Seattle’s political correctness assumes numerous guises: At times, it can be numbing and paralyzing; at other times, it makes the right thing happen, which was the case last Thursday, May 24, at Amazon’s shareholders meeting at the Seattle Art Museum.
Two major announcements were made at the gathering: Amazon will improve conditions at its warehouses, and it will not renew its membership in the right-wing American Legislative Exchange Council (ALEC).
The news was greeted with cheers by a hundred or so demonstrators outside, brought together by the advocacy group Working Washington.
Amazon chief executive Jeff Bezos was quoted as telling the shareholders, while showing an aerial photograph of an air-conditioning unit attached to one of its overheated warehouses, “We’re really leading the way here.”
Really?
This issue only arose in 2011, after the Pennsylvania press reported on debilitating, dangerous, summer working conditions in its closed warehouses.
Amazon was embarrassed; the outcry wouldn’t go away. “Leading the way” is a disingenuous, Orwellian twist.
Just as troubling has been the connection with ALEC, the darling of the industrialist billionaire Koch brothers.
ALEC came to mainstream attention after the shooting death of Trayvon Martin in Florida. ALEC has been a steadfast supporter of “Stand Your Ground” gun laws in various states.
Even The Bill & Melinda Gates Foundation — that paragon of virtue — had given grants to ALEC, though it announced earlier this year those would cease. Other corporate giants like Pepsi and Kraft Foods have pulled their memberships when they could no longer stand the heat in the kitchen.
Make no mistake: ALEC is a front group that claims to be “nonpartisan,” just as Fox News claims to be fair and objective.
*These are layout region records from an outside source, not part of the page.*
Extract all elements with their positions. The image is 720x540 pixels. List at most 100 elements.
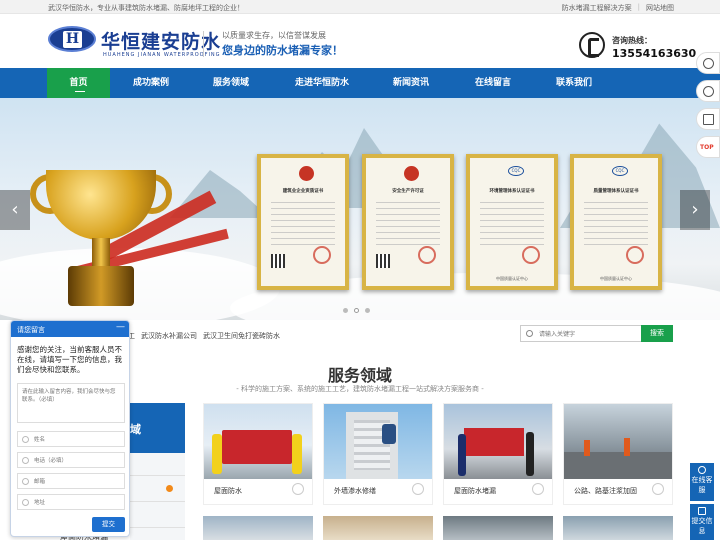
service-card[interactable]: 公路、路基注浆加固 [563, 403, 673, 505]
certificate-title: 安全生产许可证 [392, 189, 424, 194]
phone-icon [703, 86, 714, 97]
hot-keyword-link[interactable]: 武汉卫生间免打瓷砖防水 [203, 331, 280, 341]
chat-bubble-icon [703, 58, 714, 69]
back-to-top-button[interactable]: TOP [696, 136, 720, 158]
category-header: 域 [130, 403, 185, 453]
hand-icon [532, 483, 544, 495]
category-arrow-icon[interactable] [166, 485, 173, 492]
service-card-next-row[interactable] [323, 516, 433, 540]
phone-icon [22, 457, 29, 464]
slogan-big: 您身边的防水堵漏专家！ [222, 44, 343, 57]
service-caption: 屋面防水堵漏 [454, 487, 496, 495]
seal-icon [522, 246, 540, 264]
service-card-next-row[interactable] [563, 516, 673, 540]
phone-input[interactable] [34, 456, 122, 465]
name-input[interactable] [34, 435, 122, 444]
slider-dot[interactable] [365, 308, 370, 313]
message-textarea[interactable] [17, 383, 125, 423]
hotline-label: 咨询热线： [612, 36, 652, 45]
service-category-panel: 域 [130, 403, 185, 540]
float-chat-button[interactable] [696, 52, 720, 74]
logo-h-icon: H [63, 31, 82, 48]
hot-keyword-link[interactable]: 武汉防水补漏公司 [141, 331, 197, 341]
back-to-top-label: TOP [700, 144, 714, 151]
hot-keywords: 工 武汉防水补漏公司 武汉卫生间免打瓷砖防水 [128, 331, 280, 341]
slider-prev-arrow-icon[interactable]: ‹ [0, 190, 30, 230]
service-card[interactable]: 屋面防水 [203, 403, 313, 505]
hero-banner: 建筑业企业资质证书 安全生产许可证 CQC 环境管理体系认证证书 中国质量认证中… [0, 98, 720, 320]
service-card-next-row[interactable] [443, 516, 553, 540]
search-button[interactable]: 搜索 [641, 325, 673, 342]
slider-next-arrow-icon[interactable]: › [680, 190, 710, 230]
logo-emblem[interactable]: H [48, 26, 96, 52]
certificate-footer: 中国质量认证中心 [600, 276, 632, 281]
ccc-logo-icon: CQC [612, 166, 628, 176]
side-tab-online-service[interactable]: 在线客服 [690, 463, 714, 501]
slider-dot-active[interactable] [354, 308, 359, 313]
side-tab-submit-info[interactable]: 提交信息 [690, 504, 714, 540]
certificate-card[interactable]: CQC 环境管理体系认证证书 中国质量认证中心 [466, 154, 558, 290]
certificate-text-lines [376, 202, 440, 246]
chat-message: 感谢您的关注，当前客服人员不在线，请填写一下您的信息，我们会尽快和您联系。 [17, 345, 122, 374]
category-divider [130, 475, 185, 476]
seal-icon [313, 246, 331, 264]
nav-message[interactable]: 在线留言 [462, 68, 524, 98]
category-divider [130, 501, 185, 502]
hand-icon [292, 483, 304, 495]
location-icon [22, 499, 29, 506]
top-links: 防水堵漏工程解决方案 | 网站地图 [562, 3, 674, 13]
slider-dots [343, 308, 370, 313]
nav-home[interactable]: 首页 [47, 68, 110, 98]
service-card[interactable]: 屋面防水堵漏 [443, 403, 553, 505]
site-header: H 华恒建安防水 HUAHENG JIANAN WATERPROOFING 以质… [0, 15, 720, 68]
address-field [17, 494, 125, 510]
address-input[interactable] [34, 498, 122, 507]
service-caption: 外墙渗水修缮 [334, 487, 376, 495]
submit-button[interactable]: 提交 [92, 517, 125, 532]
email-input[interactable] [34, 477, 122, 486]
service-photo [564, 404, 672, 479]
category-header-label: 域 [130, 423, 141, 436]
certificate-card[interactable]: CQC 质量管理体系认证证书 中国质量认证中心 [570, 154, 662, 290]
main-nav: 首页 成功案例 服务领域 走进华恒防水 新闻资讯 在线留言 联系我们 [0, 68, 720, 98]
search-icon [526, 330, 533, 337]
leave-message-widget: 请您留言 — 感谢您的关注，当前客服人员不在线，请填写一下您的信息，我们会尽快和… [10, 320, 130, 537]
certificate-text-lines [584, 202, 648, 246]
seal-icon [418, 246, 436, 264]
top-link-solutions[interactable]: 防水堵漏工程解决方案 [562, 3, 632, 13]
top-link-sitemap[interactable]: 网站地图 [646, 3, 674, 13]
header-divider [203, 31, 204, 57]
chat-title: 请您留言 [17, 326, 45, 334]
certificate-card[interactable]: 建筑业企业资质证书 [257, 154, 349, 290]
minimize-icon[interactable]: — [116, 322, 125, 332]
certificate-card[interactable]: 安全生产许可证 [362, 154, 454, 290]
nav-about[interactable]: 走进华恒防水 [287, 68, 357, 98]
service-photo [204, 404, 312, 479]
nav-news[interactable]: 新闻资讯 [380, 68, 442, 98]
nav-cases[interactable]: 成功案例 [120, 68, 182, 98]
search-box [520, 325, 642, 342]
name-field [17, 431, 125, 447]
certificate-title: 建筑业企业资质证书 [282, 189, 324, 194]
slider-dot[interactable] [343, 308, 348, 313]
hotline-number[interactable]: 13554163630 [612, 47, 696, 60]
service-card[interactable]: 外墙渗水修缮 [323, 403, 433, 505]
email-icon [22, 478, 29, 485]
top-link-separator: | [637, 3, 640, 11]
nav-services[interactable]: 服务领域 [200, 68, 262, 98]
float-qrcode-button[interactable] [696, 108, 720, 130]
seal-icon [626, 246, 644, 264]
certificate-title: 质量管理体系认证证书 [593, 189, 639, 194]
national-emblem-icon [404, 166, 419, 181]
qr-code-icon [703, 114, 714, 125]
hand-icon [412, 483, 424, 495]
nav-contact[interactable]: 联系我们 [543, 68, 605, 98]
trophy-base-graphic [68, 266, 134, 306]
national-emblem-icon [299, 166, 314, 181]
float-phone-button[interactable] [696, 80, 720, 102]
certificate-footer: 中国质量认证中心 [496, 276, 528, 281]
chat-header: 请您留言 — [11, 321, 129, 337]
service-card-next-row[interactable] [203, 516, 313, 540]
search-input[interactable] [539, 328, 639, 340]
ccc-logo-icon: CQC [508, 166, 524, 176]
In fact, ALEC wields an empire of influence that includes local and national political races, think tanks, lobbying efforts, seminars for judges at cushy resorts and links to the Tea Party — which, if it was ever pure, is now the beneficiary of dollars up to no good.
Too many in Congress are less concerned about the scientific facts on climate change and other issues than what the Koch brothers think.
Conservatism has an impressive history of intellectual gravitas, from Edmund Burke to William F. Buckley. But the play of ideas is not what ALEC is about. ALEC is about doing what it takes to improve the plutocratic bottom line.
This is the background to last week’s assembly at SAM.
Amazon is a corporate success story. Its workforce of some 10,000 is on a path to reach 20,000. Amazon is remaking Seattle.
But there’s a future lesson here for the rest of us: Amazon announced it would do the right thing only because it had to.